Die AfD-Fraktion ist der Überzeugung, dass die lebendige Entwicklung der Sprache eine Sache der freien Gemeinschaft der Schreibenden und Sprechenden ist. Deshalb haben wir in unserem Entwurf formuliert: „In einer freiheitlichen Demokratie gilt, dass sich die Sprache im lebendigen und freien Gebrauch durch diejenigen weiterentwickelt, die sie sprechen und schreiben. Dazu bedarf es keiner obrigkeitlichen Sprachregeln.“

(Beifall AfD)

Dass es keiner solchen Sprachregeln bedarf, hat jetzt auch der Bundesgerichtshof im jüngst ergangenem Urteil festgestellt.

(Beifall AfD)

Zur Frage, ob eine Bank auf ihren Formularen eine weibliche Ansprache benutzen muss, stellt das höchste Zivilgericht Deutschlands fest, dass die Verwendung des generischen Maskulinums nichts

mit Diskriminierung zu tun habe, da es eben Frauen wie Männer bezeichnet.

(Beifall AfD)

Es ist schön, zu sehen, dass in deutschen Gerichten Bildung und gesunder Menschenverstand noch eine Rolle spielen. Das sollte im Thüringer Landtag nicht anders sein. Daher sollten Sie unserem Gesetzentwurf zustimmen. Ich danke Ihnen.

(Beifall AfD)

Als nächster Redner hat Abgeordneter Worm, Fraktion der CDU, das Wort.

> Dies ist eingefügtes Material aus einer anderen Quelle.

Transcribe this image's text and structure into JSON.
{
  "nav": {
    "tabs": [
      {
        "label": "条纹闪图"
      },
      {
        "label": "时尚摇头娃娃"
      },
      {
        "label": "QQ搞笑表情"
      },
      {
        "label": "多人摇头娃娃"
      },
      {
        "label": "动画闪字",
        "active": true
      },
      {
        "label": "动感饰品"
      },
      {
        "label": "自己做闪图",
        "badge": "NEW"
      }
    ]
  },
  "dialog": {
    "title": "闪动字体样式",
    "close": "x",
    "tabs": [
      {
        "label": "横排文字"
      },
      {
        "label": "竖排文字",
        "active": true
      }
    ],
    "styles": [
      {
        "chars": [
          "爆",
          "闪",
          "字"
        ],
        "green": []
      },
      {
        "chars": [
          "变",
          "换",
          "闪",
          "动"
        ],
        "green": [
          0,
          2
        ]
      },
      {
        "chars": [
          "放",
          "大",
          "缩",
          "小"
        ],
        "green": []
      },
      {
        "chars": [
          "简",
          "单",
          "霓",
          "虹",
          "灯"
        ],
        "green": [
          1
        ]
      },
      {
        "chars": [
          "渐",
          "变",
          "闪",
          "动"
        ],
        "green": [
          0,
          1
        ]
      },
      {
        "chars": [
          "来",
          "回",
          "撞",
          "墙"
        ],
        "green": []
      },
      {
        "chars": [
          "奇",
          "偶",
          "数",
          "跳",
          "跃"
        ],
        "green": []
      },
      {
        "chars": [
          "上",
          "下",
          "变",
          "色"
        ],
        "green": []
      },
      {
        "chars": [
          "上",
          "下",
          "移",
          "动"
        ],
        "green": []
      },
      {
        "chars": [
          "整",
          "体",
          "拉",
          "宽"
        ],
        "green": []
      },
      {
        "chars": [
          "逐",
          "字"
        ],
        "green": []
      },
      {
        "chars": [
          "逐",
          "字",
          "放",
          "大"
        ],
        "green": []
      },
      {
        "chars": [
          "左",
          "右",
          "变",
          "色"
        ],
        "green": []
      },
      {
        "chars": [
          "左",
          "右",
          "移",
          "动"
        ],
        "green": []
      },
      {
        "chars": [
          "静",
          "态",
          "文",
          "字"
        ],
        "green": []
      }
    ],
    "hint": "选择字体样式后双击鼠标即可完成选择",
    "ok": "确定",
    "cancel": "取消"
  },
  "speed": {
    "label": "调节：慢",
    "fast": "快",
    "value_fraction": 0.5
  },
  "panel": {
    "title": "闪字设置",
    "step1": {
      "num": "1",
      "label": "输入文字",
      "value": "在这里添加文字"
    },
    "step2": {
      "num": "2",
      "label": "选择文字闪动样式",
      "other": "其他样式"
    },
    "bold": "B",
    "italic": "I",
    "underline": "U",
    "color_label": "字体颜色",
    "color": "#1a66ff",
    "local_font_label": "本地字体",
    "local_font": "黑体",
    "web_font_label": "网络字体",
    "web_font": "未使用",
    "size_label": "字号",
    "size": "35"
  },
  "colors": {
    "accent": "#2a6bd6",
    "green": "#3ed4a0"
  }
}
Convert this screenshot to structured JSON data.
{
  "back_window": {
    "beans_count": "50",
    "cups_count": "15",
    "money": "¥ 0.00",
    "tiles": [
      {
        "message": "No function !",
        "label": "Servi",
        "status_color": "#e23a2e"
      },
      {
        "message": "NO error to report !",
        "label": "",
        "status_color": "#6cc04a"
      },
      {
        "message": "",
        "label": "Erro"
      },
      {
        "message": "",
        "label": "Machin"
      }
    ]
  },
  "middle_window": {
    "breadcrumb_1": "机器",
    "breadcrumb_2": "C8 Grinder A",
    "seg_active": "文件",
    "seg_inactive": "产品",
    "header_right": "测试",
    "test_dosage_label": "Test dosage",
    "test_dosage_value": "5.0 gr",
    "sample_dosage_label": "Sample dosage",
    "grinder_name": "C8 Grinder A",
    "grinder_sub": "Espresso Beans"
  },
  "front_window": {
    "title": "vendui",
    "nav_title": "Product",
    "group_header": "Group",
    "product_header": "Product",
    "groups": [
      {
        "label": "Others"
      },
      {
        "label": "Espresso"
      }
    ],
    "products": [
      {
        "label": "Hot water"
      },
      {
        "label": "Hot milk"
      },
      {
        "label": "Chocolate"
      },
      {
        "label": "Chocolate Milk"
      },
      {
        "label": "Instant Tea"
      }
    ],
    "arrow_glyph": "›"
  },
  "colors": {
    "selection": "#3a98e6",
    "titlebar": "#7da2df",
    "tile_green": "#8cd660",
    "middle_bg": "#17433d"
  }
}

Frau Präsidentin, meine sehr geehrten Damen und Herren, wir sprechen heute über den Gesetzentwurf der AfD „Aufhebung von Maßnahmen der geschlechterpolitischen Sprachmanipulation“. Was ich als Erstes anmerken möchte: Natürlich ist Sprache grundsätzlich das wichtigste Kommunikationsmittel in unserer Gesellschaft, das steht völlig außer Frage. Deshalb kann Sprache natürlich auch gesellschaftliche Realitäten stabilisieren, verändern oder zumindest beeinflussen. Deshalb wird von Befürwortern der gendergerechten Sprache auch immer wieder angeführt, dass man Frauen durch die geschlechtergerechte Sprache quasi sichtbar machen muss und eine Nichtnennung von Frauen diskriminierend sei. Bei allem Verständnis dafür sollte meines Erachtens aber nicht die Verständlichkeit und Klarheit der Sprache darunter leiden. Deshalb lehnen wir Schreibweisen wie den sogenannten Genderstern oder die von Frau Prof. Hornscheidt entwickelte x-Form ab, denn aus unserer Sicht sind das künstliche Konstrukte, mit denen krampfhaft versucht werden soll, Geschlechtergerechtigkeit herzustellen. Ich denke, die größten Probleme entstehen dann, wenn Einzelne jedes Wort auf Gendergerechtigkeit untersuchen oder krampfhaft versuchen, extrem künstliche Formulierungen zu finden. Deshalb spreche ich mich dafür aus, Lösungen zu finden, die erstens mit der Grammatik vereinbar sind und zweitens Texte nicht verkomplizieren. Die Benennung beider Geschlechter, also Bürgerinnen und Bürger, halte ich daher für ein probates Mittel, auch wenn ich persönlich kein Problem damit habe, aus praktischen Gründen heraus im Folgetext auch nur die maskuline Form zu nennen. Die Ansicht der Fraktion der AfD, dass es Behörden und Dienststellen per Gesetz verboten werden müsse, geschlechtergerechte Sprachregelung zu verwenden, wie die Änderung des Thüringer Verwaltungsverfahrensgesetzes in ihrem Gesetzentwurf vorsieht, teile ich jedoch nicht.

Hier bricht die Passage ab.